I've completely moved all of my email accounts away from google and to my own server because I got tired of their nags telling me that none of my devices were using their email app. You can't opt out, you can't unsub, you can't get google to stop.

I'm also going to lose my yahoo email account soon which I only have because they bought geocities way back in the day. I don't use it for hardly anything but I refuse to accept their new terms because they want to have permission to read everything for analytics.

[–] CDanger 3 points (+3|-0)

How practical is it to run your own email server? Is spam a huge issue? Do your sent emails get labeled as spam by other services?

[–] ScorpioGlitch 2 points (+2|-0)

I have a couple sites I have hosted and email servers come with them. So if you want to call that "your own", it's pretty easy. Not free, by any means but you have full control and can make email addresses all day long. Want to enter into a contest but you're pretty sure it's a spam list? Make an address just for that, delete it when you're done. And so on.
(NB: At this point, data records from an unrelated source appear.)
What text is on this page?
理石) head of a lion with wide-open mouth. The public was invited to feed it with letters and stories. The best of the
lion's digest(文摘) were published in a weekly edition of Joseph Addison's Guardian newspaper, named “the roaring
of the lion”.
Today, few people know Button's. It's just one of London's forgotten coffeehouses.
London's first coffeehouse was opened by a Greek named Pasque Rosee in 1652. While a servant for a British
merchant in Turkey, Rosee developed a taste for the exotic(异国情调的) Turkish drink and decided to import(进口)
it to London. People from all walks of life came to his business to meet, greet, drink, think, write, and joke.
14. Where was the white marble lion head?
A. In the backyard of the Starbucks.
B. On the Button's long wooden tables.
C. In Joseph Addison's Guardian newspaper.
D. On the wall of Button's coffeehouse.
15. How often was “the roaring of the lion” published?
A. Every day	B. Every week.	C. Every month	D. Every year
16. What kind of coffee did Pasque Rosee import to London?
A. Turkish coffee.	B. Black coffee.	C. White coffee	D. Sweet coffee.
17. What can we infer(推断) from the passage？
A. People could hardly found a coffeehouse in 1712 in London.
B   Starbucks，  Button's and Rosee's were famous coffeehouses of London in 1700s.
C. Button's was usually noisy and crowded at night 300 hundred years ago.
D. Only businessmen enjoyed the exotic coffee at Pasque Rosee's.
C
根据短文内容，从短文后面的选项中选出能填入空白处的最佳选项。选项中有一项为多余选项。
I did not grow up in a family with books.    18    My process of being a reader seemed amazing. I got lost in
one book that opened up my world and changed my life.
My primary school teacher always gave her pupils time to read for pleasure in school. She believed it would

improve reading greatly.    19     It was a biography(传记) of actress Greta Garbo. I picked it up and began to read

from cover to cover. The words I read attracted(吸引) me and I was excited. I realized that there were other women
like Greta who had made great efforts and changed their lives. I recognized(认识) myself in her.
As for your own physical email server, you need a box, a domain of your choic... you know, here's a tutorial on how to do it with a raspberry pi (dirt cheap and almost no power usage): https://samhobbs.co.uk/raspberry-pi-email-server

So a raspberry pi is a one time $35 (or cheaper) and the domain name is like $12 a year. If you want SSL, you gotta pay for that.

But to answer your question directly: extremely practical. There's no reason why you can't if you have any inkling of doing so.

[–] CDanger 2 points (+2|-0)

Thanks for the info. I read an article a while back about a guy setting it up all from scratch (so not automatically included with your site), and he was saying his mail would get flagged as spam when sent to gmail, yahoo addresses, etc. So maybe the situation is better when the email is provided by your webhost.